From b2c7c75edd9e9ad5b7e1cc5b370402bb47a951dc Mon Sep 17 00:00:00 2001
From: Primoz Godec
Date: Fri, 6 Aug 2021 14:09:57 +0200
Subject: [PATCH 1/2] pandas_compat: fix conversion of datetime
---
Orange/data/pandas_compat.py | 57 +++++++-
Orange/data/tests/test_pandas.py | 244 ++++++++++++++++++++++++++++++-
Orange/data/variable.py | 28 +++-
3 files changed, 314 insertions(+), 15 deletions(-)
diff --git a/Orange/data/pandas_compat.py b/Orange/data/pandas_compat.py
index e05bf9d8fba..7321b6d7f72 100644
--- a/Orange/data/pandas_compat.py
+++ b/Orange/data/pandas_compat.py
@@ -157,13 +157,56 @@ def _is_datetime(s):
return True
try:
if is_object_dtype(s):
- pd.to_datetime(s, infer_datetime_format=True)

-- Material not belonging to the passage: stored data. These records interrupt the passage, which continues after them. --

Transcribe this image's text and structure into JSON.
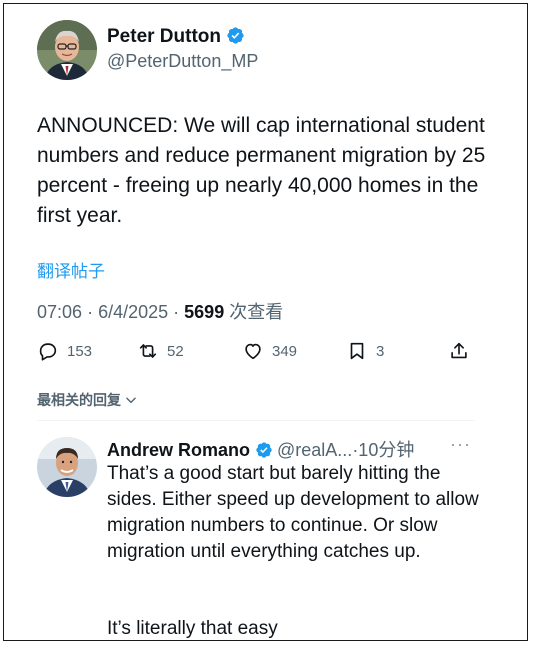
{
  "post": {
    "author_name": "Peter Dutton",
    "author_handle": "@PeterDutton_MP",
    "text": "ANNOUNCED: We will cap international student numbers and reduce permanent migration by 25 percent - freeing up nearly 40,000 homes in the first year.",
    "translate_label": "翻译帖子",
    "time": "07:06",
    "date": "6/4/2025",
    "views_count": "5699",
    "views_label": "次查看",
    "replies": "153",
    "reposts": "52",
    "likes": "349",
    "bookmarks": "3"
  },
  "replies_section": {
    "sort_label": "最相关的回复"
  },
  "reply": {
    "author_name": "Andrew Romano",
    "author_handle": "@realA...",
    "time_ago": "·10分钟",
    "more": "···",
    "text": "That’s a good start but barely hitting the sides. Either speed up development to allow migration numbers to continue. Or slow migration until everything catches up.",
    "text2": "It’s literally that easy"
  },
  "colors": {
    "link_blue": "#1d9bf0",
    "verified_blue": "#1d9bf0",
    "secondary_text": "#536471",
    "primary_text": "#0f1419"
  },
  "icons": [
    "verified-badge-icon",
    "reply-icon",
    "repost-icon",
    "like-icon",
    "bookmark-icon",
    "share-icon",
    "chevron-down-icon",
    "more-icon"
  ]
}
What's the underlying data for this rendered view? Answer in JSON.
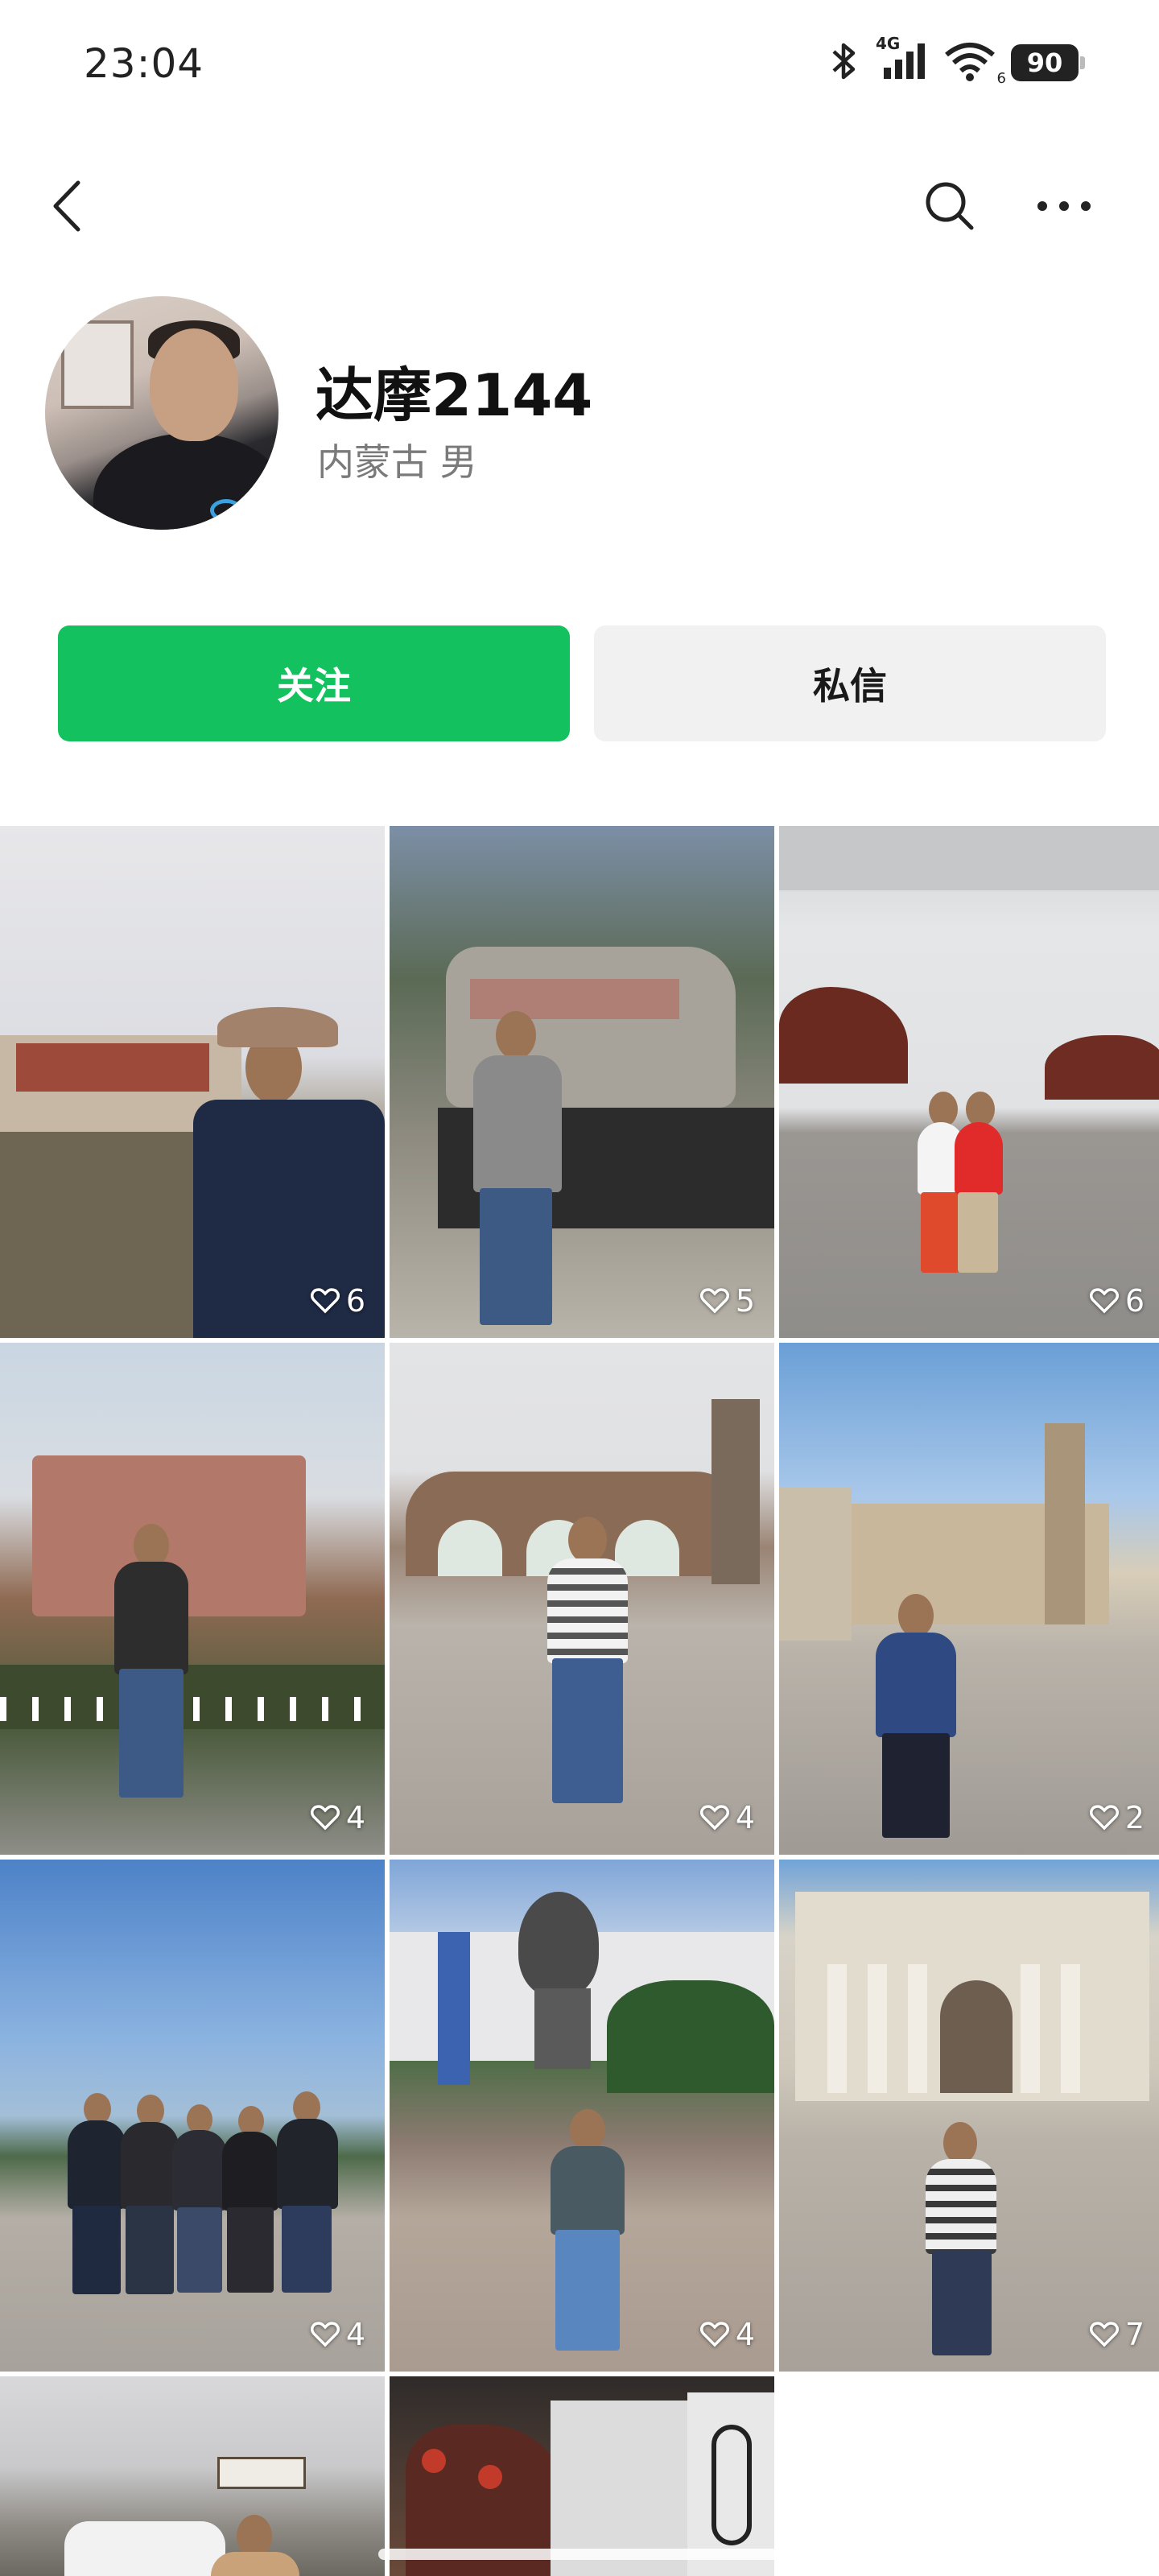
{
  "status_bar": {
    "time": "23:04",
    "network": "4G",
    "wifi_sub": "6",
    "battery": "90"
  },
  "nav": {
    "back_icon": "chevron-left-icon",
    "search_icon": "search-icon",
    "more_icon": "more-horizontal-icon"
  },
  "profile": {
    "name": "达摩2144",
    "info": "内蒙古 男"
  },
  "actions": {
    "follow_label": "关注",
    "message_label": "私信",
    "follow_color": "#13c15e"
  },
  "posts": [
    {
      "likes": "6"
    },
    {
      "likes": "5"
    },
    {
      "likes": "6"
    },
    {
      "likes": "4"
    },
    {
      "likes": "4"
    },
    {
      "likes": "2"
    },
    {
      "likes": "4"
    },
    {
      "likes": "4"
    },
    {
      "likes": "7"
    },
    {
      "likes": ""
    },
    {
      "likes": ""
    }
  ]
}
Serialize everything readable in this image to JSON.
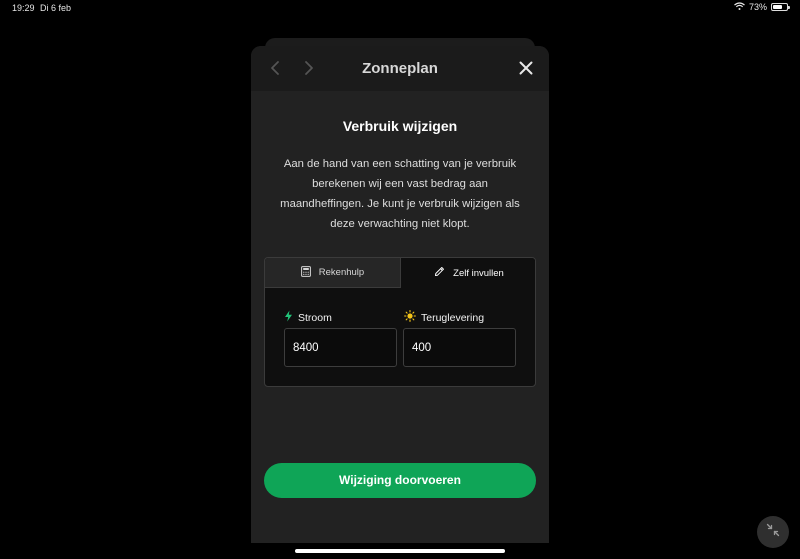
{
  "status_bar": {
    "time": "19:29",
    "date": "Di 6 feb",
    "battery": "73%",
    "battery_level": 0.73
  },
  "modal": {
    "title": "Zonneplan",
    "heading": "Verbruik wijzigen",
    "description": "Aan de hand van een schatting van je verbruik berekenen wij een vast bedrag aan maandheffingen. Je kunt je verbruik wijzigen als deze verwachting niet klopt.",
    "tabs": [
      {
        "label": "Rekenhulp",
        "icon": "calculator-icon",
        "active": false
      },
      {
        "label": "Zelf invullen",
        "icon": "pencil-icon",
        "active": true
      }
    ],
    "fields": {
      "stroom": {
        "label": "Stroom",
        "icon": "lightning-icon",
        "value": "8400"
      },
      "teruglevering": {
        "label": "Teruglevering",
        "icon": "sun-icon",
        "value": "400"
      }
    },
    "submit_label": "Wijziging doorvoeren"
  },
  "colors": {
    "accent": "#0fa557",
    "lightning": "#22c57a",
    "sun": "#f5c518"
  }
}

+ # utc=True - to allow different timezones in a series object
+ pd.to_datetime(s, infer_datetime_format=True, utc=True)
return True
except Exception: # pylint: disable=broad-except
pass
return False
+def _convert_datetime(series, var):
+ def col_type(dt):
+ """Test if is date, time or datetime"""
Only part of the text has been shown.